Se ha hecho todo por inocular en nuestro magín que el futuro holocausto solo tendría origen en una suprema maldad, y que el mal solo podría anidar en personas o ideologías de supina perversidad. Lo maligno también reclama la sofisticación de la inteligencia. El diablo es sabio; lo admiten hasta los textos sagrados. Las alertas se activan con más sonoridad y luminosidad ante el gran cabrón listo, que ante el malvado con pocas luces. Pues bien, la contra o post historia nos está llevando de cabeza al escenario opuesto, de que la estupidez, bien manejada, es demoledora cuando desde los poderes ocultos se maneja a la gente como marionetas. Nuestra sociedad es hoy conformista, cuando no, cómoda y feliz prisionera de artilugios tecnológicos diseñados para anular toda capacidad de pensamiento propio, de acceso a la cultura, de capacidad crítica o autocrítica, a cambio de convertirse en rebaño de fácil pastoreo. Máquinas tontas someten a la grandiosa actividad pensante del cerebro humano. Tremendo epílogo dejarse conquistar por la idiocia y no por la grandeza, de acuerdo, tiránica, pero genial, de Julio César o Napoleón.

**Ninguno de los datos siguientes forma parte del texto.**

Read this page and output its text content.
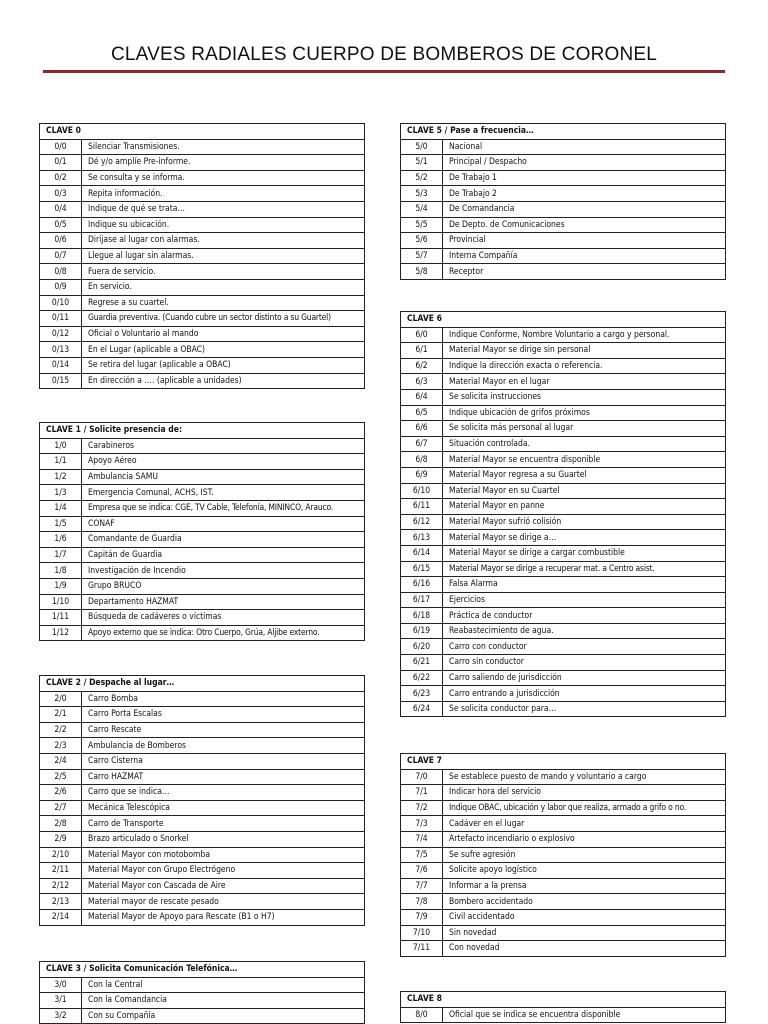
CLAVES RADIALES CUERPO DE BOMBEROS DE CORONEL
CLAVE 0	
0/0	Silenciar Transmisiones.
0/1	Dé y/o amplíe Pre-informe.
0/2	Se consulta y se informa.
0/3	Repita información.
0/4	Indique de qué se trata…
0/5	Indique su ubicación.
0/6	Diríjase al lugar con alarmas.
0/7	Llegue al lugar sin alarmas.
0/8	Fuera de servicio.
0/9	En servicio.
0/10	Regrese a su cuartel.
0/11	Guardia preventiva. (Cuando cubre un sector distinto a su Guartel)
0/12	Oficial o Voluntario al mando
0/13	En el Lugar (aplicable a OBAC)
0/14	Se retira del lugar (aplicable a OBAC)
0/15	En dirección a …. (aplicable a unidades)
CLAVE 1 / Solicite presencia de:	
1/0	Carabineros
1/1	Apoyo Aéreo
1/2	Ambulancia SAMU
1/3	Emergencia Comunal, ACHS, IST.
1/4	Empresa que se indica: CGE, TV Cable, Telefonía, MININCO, Arauco.
1/5	CONAF
1/6	Comandante de Guardia
1/7	Capitán de Guardia
1/8	Investigación de Incendio
1/9	Grupo BRUCO
1/10	Departamento HAZMAT
1/11	Búsqueda de cadáveres o víctimas
1/12	Apoyo externo que se indica: Otro Cuerpo, Grúa, Aljibe externo.
CLAVE 2 / Despache al lugar…	
2/0	Carro Bomba
2/1	Carro Porta Escalas
2/2	Carro Rescate
2/3	Ambulancia de Bomberos
2/4	Carro Cisterna
2/5	Carro HAZMAT
2/6	Carro que se indica…
2/7	Mecánica Telescópica
2/8	Carro de Transporte
2/9	Brazo articulado o Snorkel
2/10	Material Mayor con motobomba
2/11	Material Mayor con Grupo Electrógeno
2/12	Material Mayor con Cascada de Aire
2/13	Material mayor de rescate pesado
2/14	Material Mayor de Apoyo para Rescate (B1 o H7)
CLAVE 3 / Solicita Comunicación Telefónica…	
3/0	Con la Central
3/1	Con la Comandancia
3/2	Con su Compañía
CLAVE 5 / Pase a frecuencia…	
5/0	Nacional
5/1	Principal / Despacho
5/2	De Trabajo 1
5/3	De Trabajo 2
5/4	De Comandancia
5/5	De Depto. de Comunicaciones
5/6	Provincial
5/7	Interna Compañía
5/8	Receptor
CLAVE 6	
6/0	Indique Conforme, Nombre Voluntario a cargo y personal.
6/1	Material Mayor se dirige sin personal
6/2	Indique la dirección exacta o referencia.
6/3	Material Mayor en el lugar
6/4	Se solicita instrucciones
6/5	Indique ubicación de grifos próximos
6/6	Se solicita más personal al lugar
6/7	Situación controlada.
6/8	Material Mayor se encuentra disponible
6/9	Material Mayor regresa a su Guartel
6/10	Material Mayor en su Cuartel
6/11	Material Mayor en panne
6/12	Material Mayor sufrió colisión
6/13	Material Mayor se dirige a…
6/14	Material Mayor se dirige a cargar combustible
6/15	Material Mayor se dirige a recuperar mat. a Centro asist.
6/16	Falsa Alarma
6/17	Ejercicios
6/18	Práctica de conductor
6/19	Reabastecimiento de agua.
6/20	Carro con conductor
6/21	Carro sin conductor
6/22	Carro saliendo de jurisdicción
6/23	Carro entrando a jurisdicción
6/24	Se solicita conductor para…
CLAVE 7	
7/0	Se establece puesto de mando y voluntario a cargo
7/1	Indicar hora del servicio
7/2	Indique OBAC, ubicación y labor que realiza, armado a grifo o no.
7/3	Cadáver en el lugar
7/4	Artefacto incendiario o explosivo
7/5	Se sufre agresión
7/6	Solicite apoyo logístico
7/7	Informar a la prensa
7/8	Bombero accidentado
7/9	Civil accidentado
7/10	Sin novedad
7/11	Con novedad
CLAVE 8
8/0	Oficial que se indica se encuentra disponible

La ciencia ficción como puerta abierta al relato del futuro demanda ya sus nuevos juglares de las dos próximas centurias. Quizás algunos la estén pergeñando en la clandestinidad de un pensamiento por ahora proscrito, porque el abigarrado catálogo de las verdades oficiales no parece presentar fisuras. Toda la razón para el avezado antropólogo. Solo interesa el relato costumbrista del fin de la historia y de otras humanidades a beneficio exclusivo de una tecnociencia que sus apologetas proponen como utopía, cuando tanto tiene de su antónimo. Pavor da que la ciencia ficción prácticamente agotada de hoy, sea tocada por la realidad.